Dating couples find things about each other that they like, and these mutual attractions or common interests pull them into a relationship. People who work together towards common goals will find themselves getting close to each other. Just ask any war veteran how they feel about their foxhole buddy.
But what often brings people together isn’t what will keep them together in the long run. To keep people together, you have to graduate from common interests to common values.
It has been my experience that the mere fact that you are related to someone doesn’t mean that you’ll be close to them. You share the same roots, but unless you share similar values in life you won’t feel close to them. You may love them, even spend time with them, you’ll just not feel close over the long haul.
People often think that the strongest relationship bond is family. But that isn’t so. Stronger than a blood bond is a values bond. People who share the same values and principles in life will always have a closer relationship than family who do not share those same values.
But add a values bond to a blood bond and you have a truly strong relationship. You have many ties that bind.

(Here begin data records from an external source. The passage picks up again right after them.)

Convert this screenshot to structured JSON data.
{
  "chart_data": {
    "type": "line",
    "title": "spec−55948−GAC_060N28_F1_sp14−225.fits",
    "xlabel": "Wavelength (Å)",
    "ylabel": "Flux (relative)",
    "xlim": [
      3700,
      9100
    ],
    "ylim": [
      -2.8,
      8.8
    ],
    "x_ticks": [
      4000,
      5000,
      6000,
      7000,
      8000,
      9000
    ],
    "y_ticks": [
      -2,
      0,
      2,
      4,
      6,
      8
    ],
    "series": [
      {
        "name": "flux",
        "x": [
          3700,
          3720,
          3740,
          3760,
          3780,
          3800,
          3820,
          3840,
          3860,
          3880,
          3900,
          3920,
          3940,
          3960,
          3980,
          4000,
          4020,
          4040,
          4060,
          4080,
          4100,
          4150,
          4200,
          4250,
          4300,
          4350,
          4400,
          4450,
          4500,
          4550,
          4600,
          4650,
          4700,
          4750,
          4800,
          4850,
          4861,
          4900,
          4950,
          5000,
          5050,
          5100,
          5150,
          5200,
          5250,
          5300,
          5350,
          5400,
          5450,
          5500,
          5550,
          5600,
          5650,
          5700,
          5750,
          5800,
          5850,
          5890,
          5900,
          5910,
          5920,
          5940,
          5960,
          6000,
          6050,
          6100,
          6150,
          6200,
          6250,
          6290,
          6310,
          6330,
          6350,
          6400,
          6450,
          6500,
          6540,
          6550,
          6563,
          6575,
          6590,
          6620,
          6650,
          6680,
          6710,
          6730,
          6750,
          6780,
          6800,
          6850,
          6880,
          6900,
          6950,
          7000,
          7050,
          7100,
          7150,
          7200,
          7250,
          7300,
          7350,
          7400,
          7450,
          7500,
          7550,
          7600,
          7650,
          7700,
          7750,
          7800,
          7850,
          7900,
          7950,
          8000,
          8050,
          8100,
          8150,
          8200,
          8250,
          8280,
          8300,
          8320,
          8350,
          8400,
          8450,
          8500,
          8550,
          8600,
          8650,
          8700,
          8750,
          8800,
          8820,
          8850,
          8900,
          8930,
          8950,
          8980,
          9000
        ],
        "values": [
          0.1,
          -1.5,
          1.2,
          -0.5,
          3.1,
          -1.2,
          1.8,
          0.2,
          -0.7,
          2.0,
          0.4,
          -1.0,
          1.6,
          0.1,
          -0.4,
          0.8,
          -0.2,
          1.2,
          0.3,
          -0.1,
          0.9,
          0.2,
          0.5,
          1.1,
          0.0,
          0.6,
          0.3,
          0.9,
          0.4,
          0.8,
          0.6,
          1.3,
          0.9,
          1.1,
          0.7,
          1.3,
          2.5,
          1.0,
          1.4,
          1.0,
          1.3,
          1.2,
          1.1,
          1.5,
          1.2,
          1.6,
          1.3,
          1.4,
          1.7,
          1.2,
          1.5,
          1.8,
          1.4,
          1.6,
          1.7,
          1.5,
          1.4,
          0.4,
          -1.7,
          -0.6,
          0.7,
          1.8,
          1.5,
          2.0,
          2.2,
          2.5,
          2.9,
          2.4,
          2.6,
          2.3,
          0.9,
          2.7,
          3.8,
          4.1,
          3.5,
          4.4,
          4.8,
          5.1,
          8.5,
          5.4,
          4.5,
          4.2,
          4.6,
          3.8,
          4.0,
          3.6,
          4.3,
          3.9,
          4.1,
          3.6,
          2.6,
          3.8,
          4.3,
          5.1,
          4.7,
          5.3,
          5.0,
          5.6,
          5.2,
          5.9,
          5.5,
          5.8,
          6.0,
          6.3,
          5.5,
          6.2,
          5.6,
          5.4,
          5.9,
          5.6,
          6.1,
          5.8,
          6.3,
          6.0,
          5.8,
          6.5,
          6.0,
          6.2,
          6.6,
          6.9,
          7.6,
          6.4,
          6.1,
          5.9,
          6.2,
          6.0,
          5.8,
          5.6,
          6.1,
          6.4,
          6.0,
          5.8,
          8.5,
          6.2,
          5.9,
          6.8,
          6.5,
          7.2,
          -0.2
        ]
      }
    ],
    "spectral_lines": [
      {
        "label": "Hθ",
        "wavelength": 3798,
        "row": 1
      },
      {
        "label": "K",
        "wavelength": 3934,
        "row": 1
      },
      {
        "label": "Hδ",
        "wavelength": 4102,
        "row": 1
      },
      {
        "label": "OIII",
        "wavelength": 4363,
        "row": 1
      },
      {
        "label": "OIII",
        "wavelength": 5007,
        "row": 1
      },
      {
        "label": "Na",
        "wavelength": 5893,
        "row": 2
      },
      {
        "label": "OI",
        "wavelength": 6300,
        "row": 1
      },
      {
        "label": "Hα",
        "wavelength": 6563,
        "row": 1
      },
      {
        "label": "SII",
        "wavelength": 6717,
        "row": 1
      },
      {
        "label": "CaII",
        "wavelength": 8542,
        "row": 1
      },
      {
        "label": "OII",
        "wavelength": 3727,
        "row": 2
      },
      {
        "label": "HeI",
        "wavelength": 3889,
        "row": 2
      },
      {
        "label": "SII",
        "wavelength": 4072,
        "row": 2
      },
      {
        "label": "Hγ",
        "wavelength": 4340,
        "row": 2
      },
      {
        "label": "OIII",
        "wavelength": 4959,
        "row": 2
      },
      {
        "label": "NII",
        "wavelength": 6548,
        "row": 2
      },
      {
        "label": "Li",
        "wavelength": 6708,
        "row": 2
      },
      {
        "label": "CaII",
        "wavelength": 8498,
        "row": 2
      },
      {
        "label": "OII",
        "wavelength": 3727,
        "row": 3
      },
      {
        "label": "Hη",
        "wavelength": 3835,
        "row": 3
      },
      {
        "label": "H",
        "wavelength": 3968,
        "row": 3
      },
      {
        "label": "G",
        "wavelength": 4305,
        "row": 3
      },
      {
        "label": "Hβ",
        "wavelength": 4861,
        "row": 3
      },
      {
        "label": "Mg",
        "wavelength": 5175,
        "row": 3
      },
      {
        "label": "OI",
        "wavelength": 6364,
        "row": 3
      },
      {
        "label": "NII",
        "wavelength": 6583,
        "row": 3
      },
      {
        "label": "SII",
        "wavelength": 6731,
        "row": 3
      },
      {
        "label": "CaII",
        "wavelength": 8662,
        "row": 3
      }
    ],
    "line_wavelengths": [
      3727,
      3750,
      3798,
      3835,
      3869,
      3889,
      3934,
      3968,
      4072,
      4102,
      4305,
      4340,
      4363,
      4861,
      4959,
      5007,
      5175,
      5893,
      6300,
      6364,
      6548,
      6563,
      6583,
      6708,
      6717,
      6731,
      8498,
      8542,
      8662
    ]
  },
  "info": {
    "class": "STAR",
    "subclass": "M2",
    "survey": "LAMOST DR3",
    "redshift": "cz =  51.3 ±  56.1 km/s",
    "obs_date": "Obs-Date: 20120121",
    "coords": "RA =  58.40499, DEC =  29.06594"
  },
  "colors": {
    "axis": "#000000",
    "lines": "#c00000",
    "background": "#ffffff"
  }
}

To have a long and lasting relationship, it will be imperative to discover and share similar values of life. For example, two people who share completely different values on God may get married and do fine until the children come along. Now each of them wants to impress their separate and contradicting values on their children. This results in tension, fights, and, more often than not, a divorce.
I have family members that I wouldn’t trust to watch my children, simply because I fear what they would have showing on TV, or what my children may discover in the refrigerator, or the language that they would be forced to listen to. Just because we are related doesn’t mean that I am close to them. I wish I was, but because our value systems are so diametrically opposed to each other, we aren’t close.
Many people enter into a relationship just because they have shared interests. They never look to see if they share the same values or not. They base the entire relationship on the fun or excitement the relationship brings. All of that fun will melt and evaporate the first time you encounter values that can’t be reconciled with each other.
During the second date with my future wife, I shared with her some of my values, intentions, and dreams of my future. I wanted her to know where I stood on certain values and morals. And over the years we’ve been together, it has been the values that have given us depth and kept us close. Our interests have changed, but our values remain rock solid. We share new interests now-all of which is fun and enjoyable-but the bedrock of our relationship remains our shared values.